Bundan bir kaç yıl evvel, 8-10 yaşlarındaki bir Amerikalı çocuğun ilginç hikayesini okumuştum. Bu hikaye, haber sitelerinde yayınlanmıştı. İlkokulun ilk iki sınıfında mükemmel bir öğrenciyken, bir kaza sonrasi çocuğun tüm mental performansının nasıl değiştiği anlatılıyordu. Yaşadığı hafif bir kafa travmasinin sonucunda çocuk birdenbire. belirgin bir hafıza sorunuyla birlikte dikkat bozukluğu benzeri bir durum geliştirmişti. Mükemmel bir talebelikten okuduklarını zor hatırlayan, öğrenme güçlüğü çeken bir insan olmuştu birden.
Bu haberi okuduğumda beynimde bir flaş çakmıştı o an. Çocukluğumda yaşadığım bazı zorlukların sebebinin yaşadığım kuvvetli bir iki düşüşe ilgili olup olmadığı sorularına cevap bulamasam da aynı durum bende de meydana gelmiş olması mümkündü diye düşündüm yine de..
Beş buçuk yaşımda iken, adada koşarken hızla ağaca çarparak bayılmıştım. Yarı sersem, sürekli bir uyuklama halinde geçirdiğim 24 saatin sonunda yavaş yavaş kendime gelmiştim. Sonuçta, benim kendime geldiğimi zannetmişlerse de belki bir şeyler aslında tamamen değişmişti beynimde.

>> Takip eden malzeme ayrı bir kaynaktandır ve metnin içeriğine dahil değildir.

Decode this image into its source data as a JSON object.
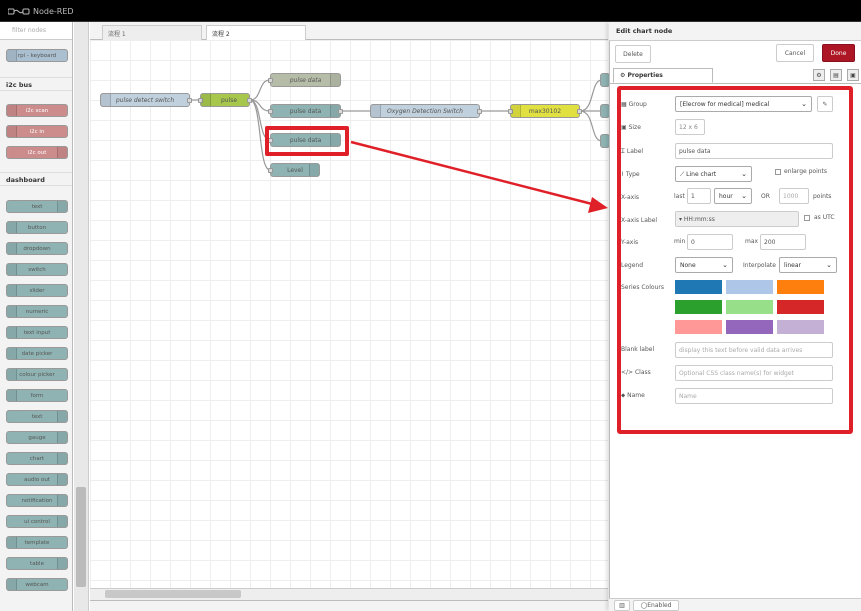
{
  "app": {
    "title": "Node-RED"
  },
  "palette": {
    "filter_placeholder": "filter nodes",
    "top_node": "rpi - keyboard",
    "categories": {
      "i2c": "i2c bus",
      "dashboard": "dashboard"
    },
    "i2c_nodes": [
      "i2c scan",
      "i2c in",
      "i2c out"
    ],
    "dashboard_nodes": [
      "text",
      "button",
      "dropdown",
      "switch",
      "slider",
      "numeric",
      "text input",
      "date picker",
      "colour picker",
      "form",
      "text",
      "gauge",
      "chart",
      "audio out",
      "notification",
      "ui control",
      "template",
      "table",
      "webcam"
    ]
  },
  "workspace": {
    "tabs": [
      "流程 1",
      "流程 2"
    ],
    "nodes": {
      "pulse_detect": "pulse detect switch",
      "pulse": "pulse",
      "pulse_data_top": "pulse data",
      "pulse_data_mid": "pulse data",
      "pulse_data_sel": "pulse data",
      "level": "Level",
      "oxygen": "Oxygen Detection Switch",
      "max30102": "max30102"
    }
  },
  "tray": {
    "title": "Edit chart node",
    "delete_label": "Delete",
    "cancel_label": "Cancel",
    "done_label": "Done",
    "properties_tab": "Properties",
    "footer_enabled": "Enabled",
    "form": {
      "group_label": "Group",
      "group_value": "[Elecrow for medical] medical",
      "size_label": "Size",
      "size_value": "12 x 6",
      "label_label": "Label",
      "label_value": "pulse data",
      "type_label": "Type",
      "type_value": "Line chart",
      "enlarge_points": "enlarge points",
      "xaxis_label": "X-axis",
      "xaxis_last": "last",
      "xaxis_num": "1",
      "xaxis_unit": "hour",
      "xaxis_or": "OR",
      "xaxis_points_placeholder": "1000",
      "xaxis_points": "points",
      "xaxis_label_label": "X-axis Label",
      "xaxis_label_value": "HH:mm:ss",
      "as_utc": "as UTC",
      "yaxis_label": "Y-axis",
      "ymin_label": "min",
      "ymin_value": "0",
      "ymax_label": "max",
      "ymax_value": "200",
      "legend_label": "Legend",
      "legend_value": "None",
      "interpolate_label": "Interpolate",
      "interpolate_value": "linear",
      "series_colours_label": "Series Colours",
      "series_colours": [
        "#1f77b4",
        "#aec7e8",
        "#ff7f0e",
        "#2ca02c",
        "#98df8a",
        "#d62728",
        "#ff9896",
        "#9467bd",
        "#c5b0d5"
      ],
      "blank_label": "Blank label",
      "blank_placeholder": "display this text before valid data arrives",
      "class_label": "Class",
      "class_placeholder": "Optional CSS class name(s) for widget",
      "name_label": "Name",
      "name_placeholder": "Name"
    }
  },
  "colors": {
    "highlight": "#e02028",
    "done": "#ad1625"
  }
}
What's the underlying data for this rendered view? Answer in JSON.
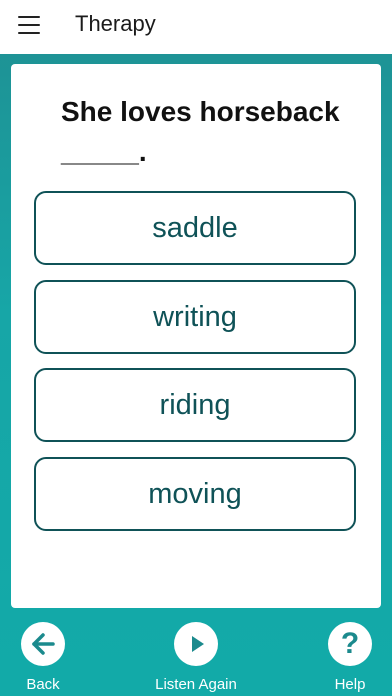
{
  "appbar": {
    "title": "Therapy",
    "menu_icon": "hamburger-menu-icon"
  },
  "question": {
    "prompt": "She loves horseback _____."
  },
  "options": [
    {
      "label": "saddle"
    },
    {
      "label": "writing"
    },
    {
      "label": "riding"
    },
    {
      "label": "moving"
    }
  ],
  "bottom_nav": {
    "back": {
      "label": "Back",
      "icon": "arrow-left-icon"
    },
    "listen": {
      "label": "Listen Again",
      "icon": "play-icon"
    },
    "help": {
      "label": "Help",
      "icon": "question-mark-icon"
    }
  },
  "colors": {
    "accent": "#0f5257",
    "background": "#17a6a7",
    "card": "#ffffff"
  }
}
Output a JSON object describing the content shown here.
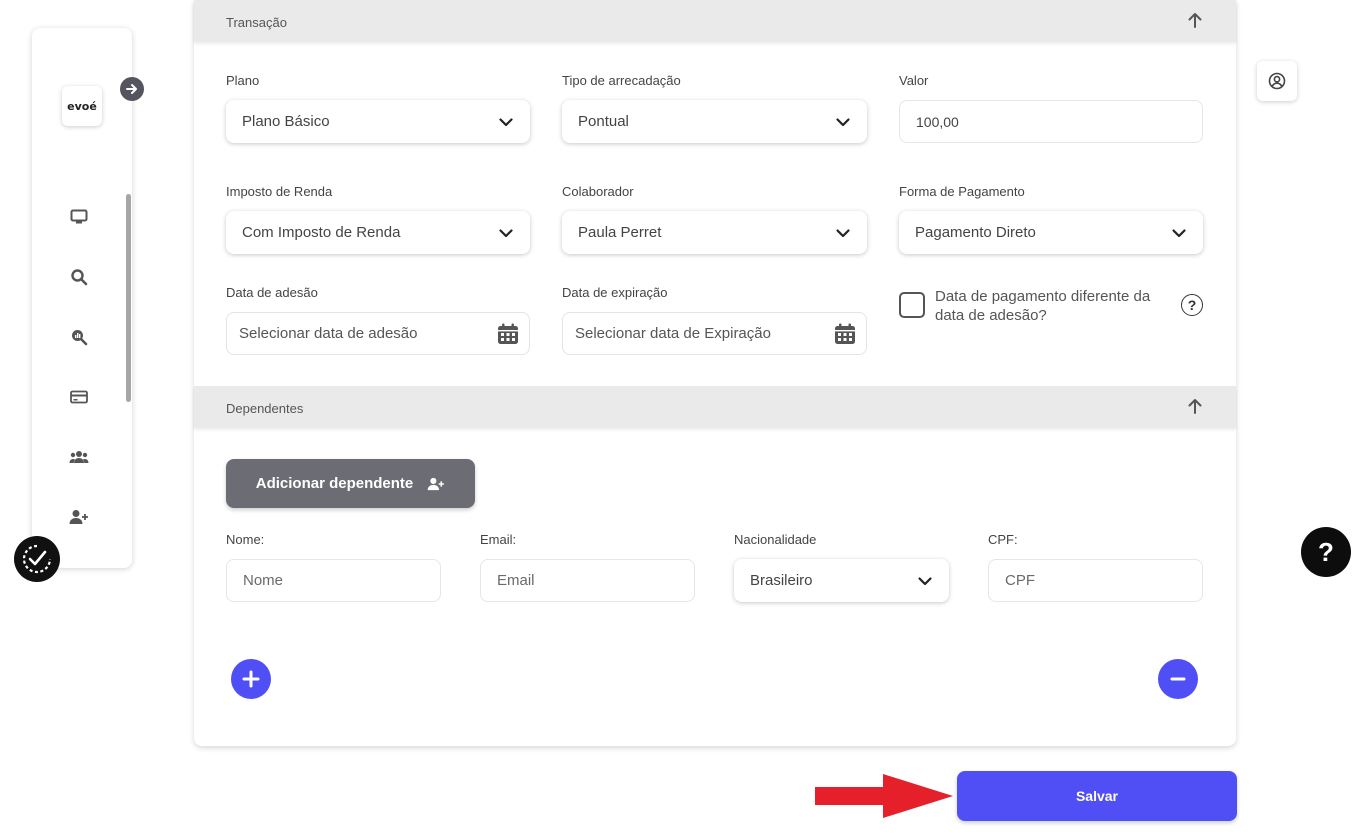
{
  "sidebar": {
    "logo_text": "evoé",
    "items": [
      {
        "icon": "monitor-icon"
      },
      {
        "icon": "search-icon"
      },
      {
        "icon": "analytics-search-icon"
      },
      {
        "icon": "credit-card-icon"
      },
      {
        "icon": "users-icon"
      },
      {
        "icon": "add-user-icon"
      }
    ]
  },
  "transacao": {
    "title": "Transação",
    "plano_label": "Plano",
    "plano_value": "Plano Básico",
    "tipo_label": "Tipo de arrecadação",
    "tipo_value": "Pontual",
    "valor_label": "Valor",
    "valor_value": "100,00",
    "imposto_label": "Imposto de Renda",
    "imposto_value": "Com Imposto de Renda",
    "colaborador_label": "Colaborador",
    "colaborador_value": "Paula Perret",
    "forma_label": "Forma de Pagamento",
    "forma_value": "Pagamento Direto",
    "adesao_label": "Data de adesão",
    "adesao_placeholder": "Selecionar data de adesão",
    "expiracao_label": "Data de expiração",
    "expiracao_placeholder": "Selecionar data de Expiração",
    "checkbox_label": "Data de pagamento diferente da data de adesão?",
    "help_glyph": "?"
  },
  "dependentes": {
    "title": "Dependentes",
    "add_button": "Adicionar dependente",
    "nome_label": "Nome:",
    "nome_placeholder": "Nome",
    "email_label": "Email:",
    "email_placeholder": "Email",
    "nacionalidade_label": "Nacionalidade",
    "nacionalidade_value": "Brasileiro",
    "cpf_label": "CPF:",
    "cpf_placeholder": "CPF"
  },
  "help_button": "?",
  "save_button": "Salvar",
  "colors": {
    "primary": "#4f4ff5",
    "secondary_button": "#6c6c74",
    "section_header": "#eaeaea",
    "annotation_arrow": "#e5202a"
  }
}
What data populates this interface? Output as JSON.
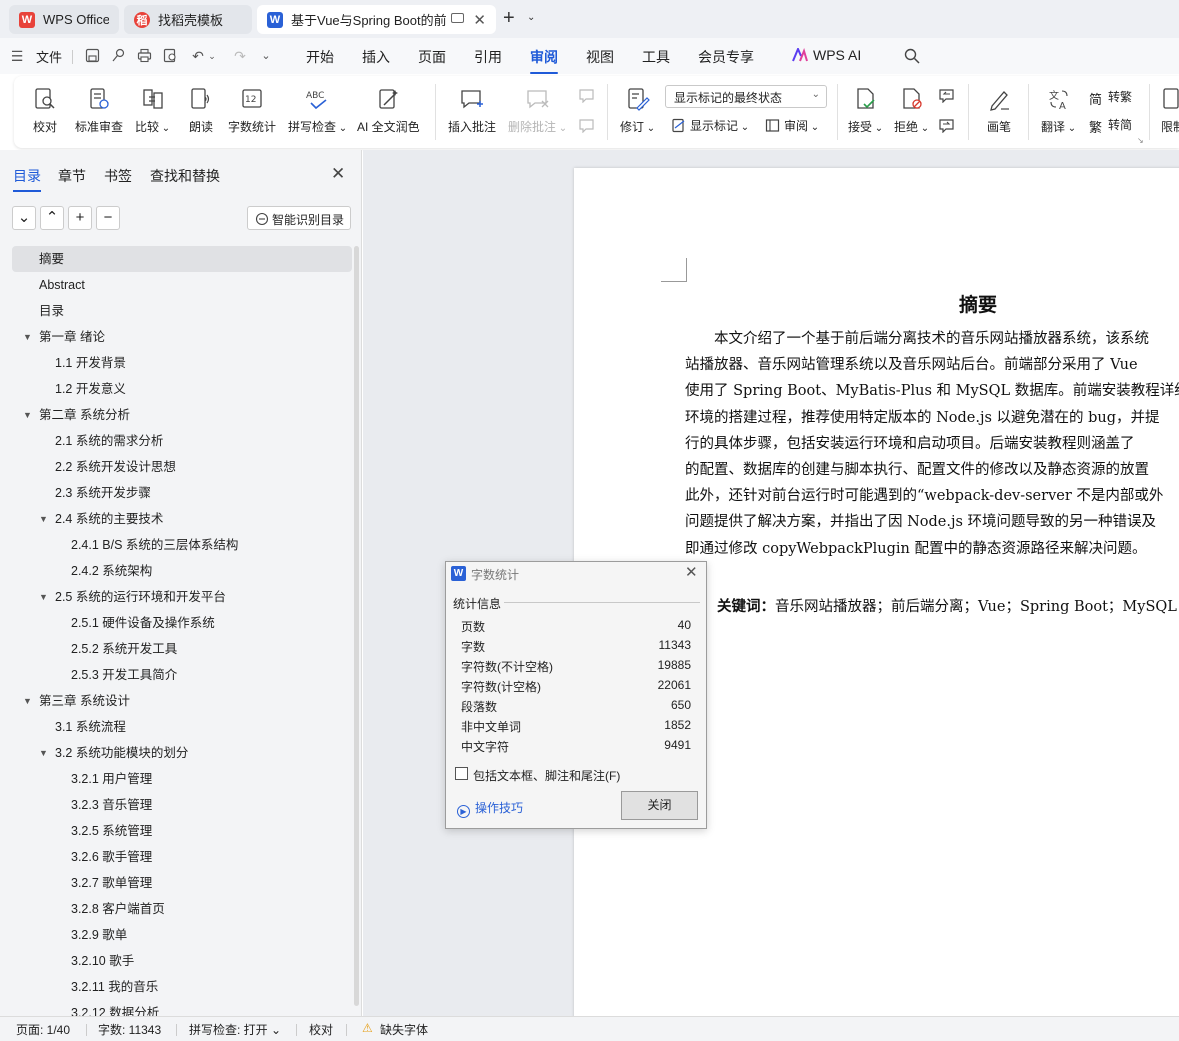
{
  "tabs": [
    {
      "label": "WPS Office",
      "logo": "W",
      "color": "#e8423a"
    },
    {
      "label": "找稻壳模板",
      "logo": "稻",
      "color": "#e8423a"
    },
    {
      "label": "基于Vue与Spring Boot的前后端",
      "logo": "W",
      "color": "#2a61d6"
    }
  ],
  "menu": {
    "file": "文件",
    "items": [
      "开始",
      "插入",
      "页面",
      "引用",
      "审阅",
      "视图",
      "工具",
      "会员专享"
    ],
    "active": "审阅",
    "ai": "WPS AI"
  },
  "ribbon": {
    "proofread": "校对",
    "standard_review": "标准审查",
    "compare": "比较",
    "read_aloud": "朗读",
    "word_count": "字数统计",
    "spell_check": "拼写检查",
    "ai_polish": "AI 全文润色",
    "insert_comment": "插入批注",
    "delete_comment": "删除批注",
    "track_changes": "修订",
    "display_mode": "显示标记的最终状态",
    "show_markup": "显示标记",
    "review": "审阅",
    "accept": "接受",
    "reject": "拒绝",
    "pen": "画笔",
    "translate": "翻译",
    "to_traditional": "转繁",
    "to_simplified": "转简",
    "restrict": "限制"
  },
  "left_panel": {
    "tabs": [
      "目录",
      "章节",
      "书签",
      "查找和替换"
    ],
    "active_tab": "目录",
    "smart_toc": "智能识别目录",
    "toc": [
      {
        "label": "摘要",
        "level": 0,
        "selected": true
      },
      {
        "label": "Abstract",
        "level": 0
      },
      {
        "label": "目录",
        "level": 0
      },
      {
        "label": "第一章  绪论",
        "level": 0,
        "expanded": true
      },
      {
        "label": "1.1 开发背景",
        "level": 1
      },
      {
        "label": "1.2 开发意义",
        "level": 1
      },
      {
        "label": "第二章  系统分析",
        "level": 0,
        "expanded": true
      },
      {
        "label": "2.1 系统的需求分析",
        "level": 1
      },
      {
        "label": "2.2 系统开发设计思想",
        "level": 1
      },
      {
        "label": "2.3 系统开发步骤",
        "level": 1
      },
      {
        "label": "2.4 系统的主要技术",
        "level": 1,
        "expanded": true
      },
      {
        "label": "2.4.1 B/S 系统的三层体系结构",
        "level": 2
      },
      {
        "label": "2.4.2 系统架构",
        "level": 2
      },
      {
        "label": "2.5 系统的运行环境和开发平台",
        "level": 1,
        "expanded": true
      },
      {
        "label": "2.5.1 硬件设备及操作系统",
        "level": 2
      },
      {
        "label": "2.5.2 系统开发工具",
        "level": 2
      },
      {
        "label": "2.5.3 开发工具简介",
        "level": 2
      },
      {
        "label": "第三章  系统设计",
        "level": 0,
        "expanded": true
      },
      {
        "label": "3.1 系统流程",
        "level": 1
      },
      {
        "label": "3.2 系统功能模块的划分",
        "level": 1,
        "expanded": true
      },
      {
        "label": "3.2.1 用户管理",
        "level": 2
      },
      {
        "label": "3.2.3 音乐管理",
        "level": 2
      },
      {
        "label": "3.2.5 系统管理",
        "level": 2
      },
      {
        "label": "3.2.6 歌手管理",
        "level": 2
      },
      {
        "label": "3.2.7 歌单管理",
        "level": 2
      },
      {
        "label": "3.2.8 客户端首页",
        "level": 2
      },
      {
        "label": "3.2.9 歌单",
        "level": 2
      },
      {
        "label": "3.2.10 歌手",
        "level": 2
      },
      {
        "label": "3.2.11 我的音乐",
        "level": 2
      },
      {
        "label": "3.2.12 数据分析",
        "level": 2
      }
    ]
  },
  "document": {
    "title": "摘要",
    "lines": [
      "　　本文介绍了一个基于前后端分离技术的音乐网站播放器系统，该系统",
      "站播放器、音乐网站管理系统以及音乐网站后台。前端部分采用了 Vue",
      "使用了 Spring Boot、MyBatis-Plus 和 MySQL 数据库。前端安装教程详细",
      "环境的搭建过程，推荐使用特定版本的 Node.js 以避免潜在的 bug，并提",
      "行的具体步骤，包括安装运行环境和启动项目。后端安装教程则涵盖了",
      "的配置、数据库的创建与脚本执行、配置文件的修改以及静态资源的放置",
      "此外，还针对前台运行时可能遇到的“webpack-dev-server 不是内部或外",
      "问题提供了解决方案，并指出了因 Node.js 环境问题导致的另一种错误及",
      "即通过修改 copyWebpackPlugin 配置中的静态资源路径来解决问题。"
    ],
    "keywords_label": "关键词：",
    "keywords": "音乐网站播放器；前后端分离；Vue；Spring Boot；MySQL"
  },
  "dialog": {
    "title": "字数统计",
    "section": "统计信息",
    "stats": [
      {
        "label": "页数",
        "value": "40"
      },
      {
        "label": "字数",
        "value": "11343"
      },
      {
        "label": "字符数(不计空格)",
        "value": "19885"
      },
      {
        "label": "字符数(计空格)",
        "value": "22061"
      },
      {
        "label": "段落数",
        "value": "650"
      },
      {
        "label": "非中文单词",
        "value": "1852"
      },
      {
        "label": "中文字符",
        "value": "9491"
      }
    ],
    "checkbox_label": "包括文本框、脚注和尾注(F)",
    "checkbox_checked": false,
    "tips": "操作技巧",
    "close_button": "关闭"
  },
  "status": {
    "page": "页面: 1/40",
    "words": "字数: 11343",
    "spell": "拼写检查: 打开",
    "proof": "校对",
    "missing_font": "缺失字体"
  }
}
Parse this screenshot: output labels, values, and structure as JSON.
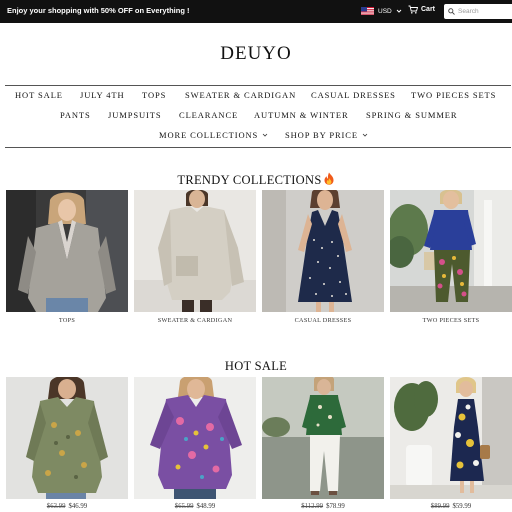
{
  "announcement": "Enjoy your shopping with 50% OFF on Everything !",
  "currency": {
    "code": "USD",
    "flag_icon": "us-flag-icon"
  },
  "cart_label": "Cart",
  "search": {
    "placeholder": "Search"
  },
  "logo": "DEUYO",
  "nav": {
    "row1": [
      "HOT SALE",
      "JULY 4TH",
      "TOPS",
      "SWEATER & CARDIGAN",
      "CASUAL DRESSES",
      "TWO PIECES SETS"
    ],
    "row2": [
      "PANTS",
      "JUMPSUITS",
      "CLEARANCE",
      "AUTUMN & WINTER",
      "SPRING & SUMMER"
    ],
    "row3": [
      "MORE COLLECTIONS",
      "SHOP BY PRICE"
    ]
  },
  "trendy": {
    "title": "TRENDY COLLECTIONS",
    "items": [
      {
        "caption": "TOPS",
        "image": "woman-grey-cardigan-photo"
      },
      {
        "caption": "SWEATER & CARDIGAN",
        "image": "woman-cream-sweater-photo"
      },
      {
        "caption": "CASUAL DRESSES",
        "image": "woman-navy-polka-dress-photo"
      },
      {
        "caption": "TWO PIECES SETS",
        "image": "woman-blue-top-floral-pants-photo"
      }
    ]
  },
  "hot_sale": {
    "title": "HOT SALE",
    "items": [
      {
        "old_price": "$63.99",
        "price": "$46.99",
        "image": "woman-olive-floral-tunic-photo"
      },
      {
        "old_price": "$65.99",
        "price": "$48.99",
        "image": "woman-purple-paisley-blouse-photo"
      },
      {
        "old_price": "$112.99",
        "price": "$78.99",
        "image": "woman-green-top-white-pants-photo"
      },
      {
        "old_price": "$89.99",
        "price": "$59.99",
        "image": "woman-navy-floral-dress-photo"
      }
    ]
  },
  "colors": {
    "announce_bg": "#111111",
    "text": "#222222"
  }
}
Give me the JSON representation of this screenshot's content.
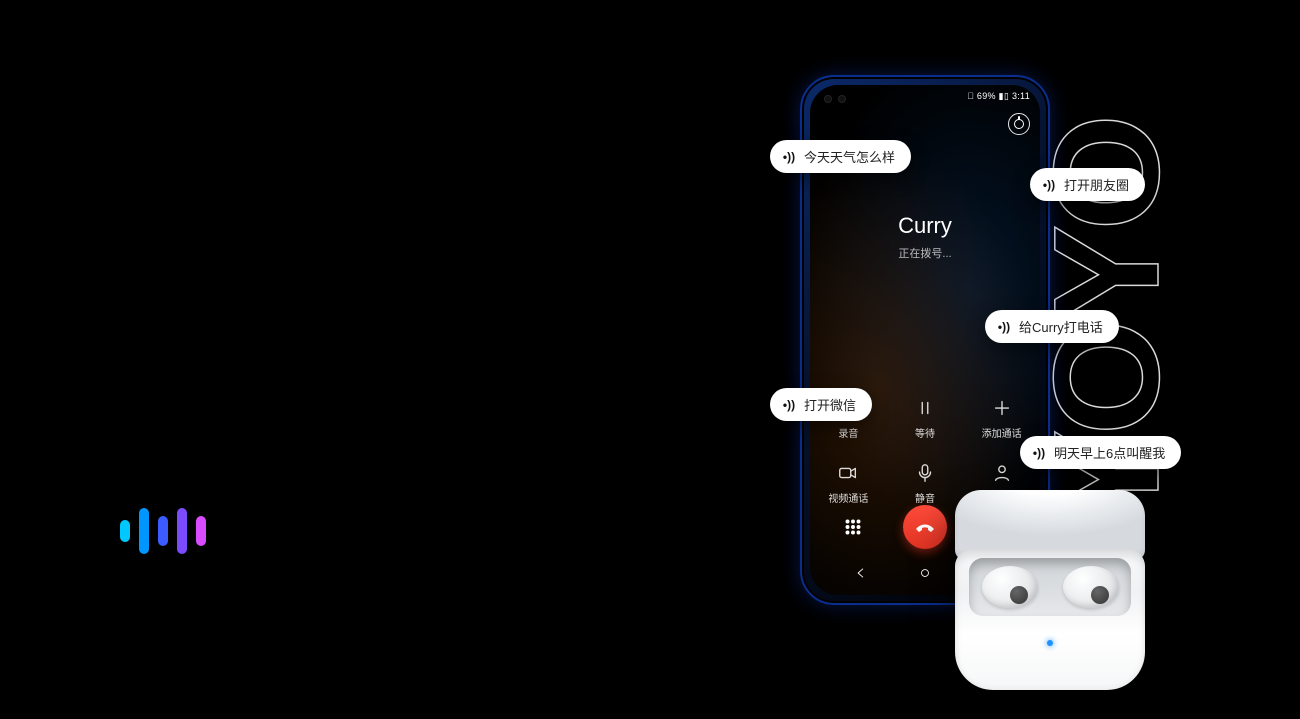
{
  "status": {
    "signal_battery_time": "􀙇 69% ▮▯ 3:11"
  },
  "call": {
    "name": "Curry",
    "state": "正在拨号..."
  },
  "actions": {
    "record": "录音",
    "hold": "等待",
    "add": "添加通话",
    "video": "视频通话",
    "mute": "静音",
    "contacts": "联系人"
  },
  "bubbles": {
    "b1": "今天天气怎么样",
    "b2": "打开朋友圈",
    "b3": "给Curry打电话",
    "b4": "打开微信",
    "b5": "明天早上6点叫醒我"
  },
  "brand": "YOYO"
}
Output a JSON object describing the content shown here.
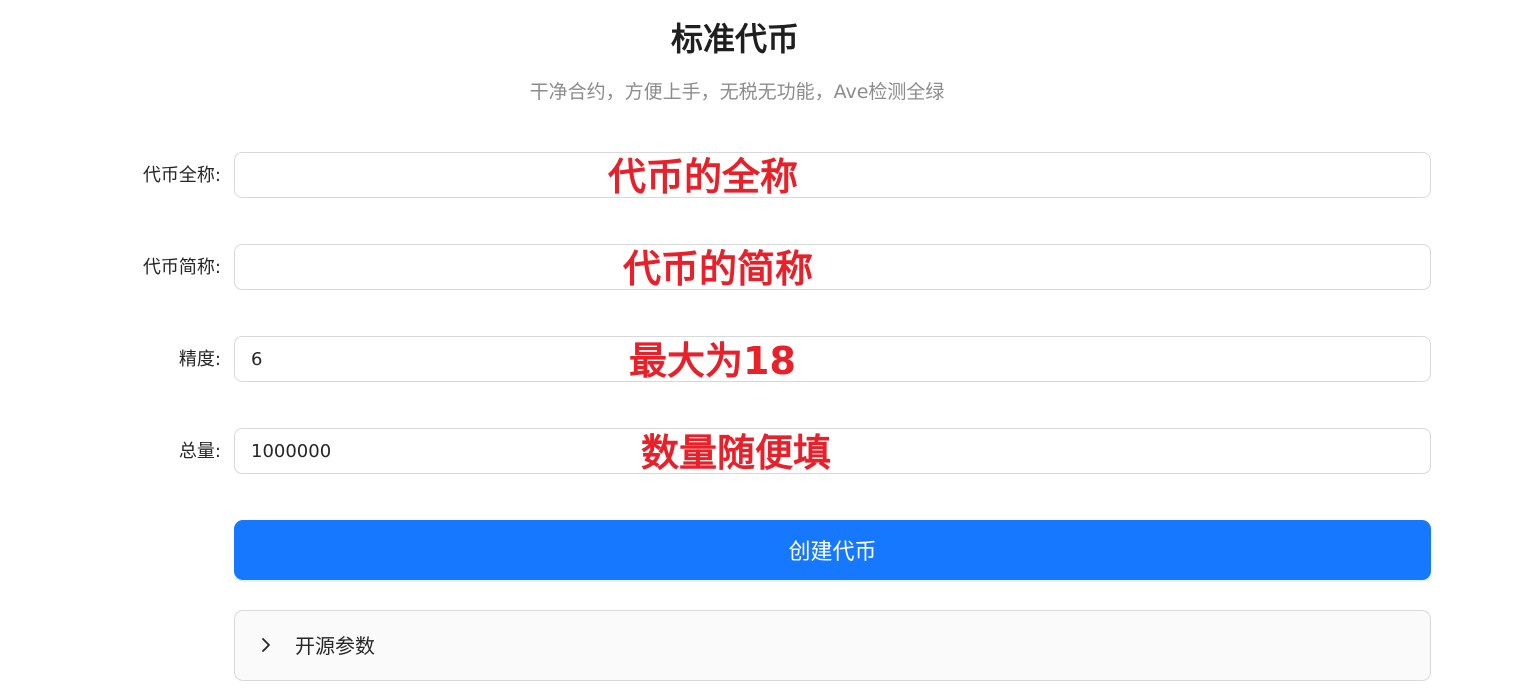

"Post Concussion Syndrome" yani, Sarsıntı Sonrası Sendromu, genelde en fazla haftalar ve bazen bir kaç sene içinde düzelmesi beklenen bir problemse de, Tel Aviv Üniversitesinden Profesör Shai Efrati farklı bir şey anlatıyor, son yaptıkları bir araştırmayla ilgili çıkardıkları makalede. Prof. Shai Efrati, Post Concussion Syndrome, olarak adlandırılan sorunun bazen kronik bir probleme dönüşebildiğini anlatıyor. Tel Aviv Üniversitesi bünyesinde, hafif beyin travması geçirmiş 200 çocuk üzerinde yapılan araştırmalarda, dört çocuktan birinin, geçirdikleri travmadan seneler sonra hala sorunlar yaşamaya devam ettiklerini teşhis etmişler. Ve bir çok kez, minimal beyin travmaları yaşayan çocukların, geçirdikleri kazalardan sonra "dikkat sorunu" benzeri semtomlar yüzünden yanlış teşhisle Ritalin kullandırıldıklarını ve travmaya bağlı olan esas problemin gözden kaçırıldığı ve bu yüzden yanlış tedavi uygulanıldığını söylüyor.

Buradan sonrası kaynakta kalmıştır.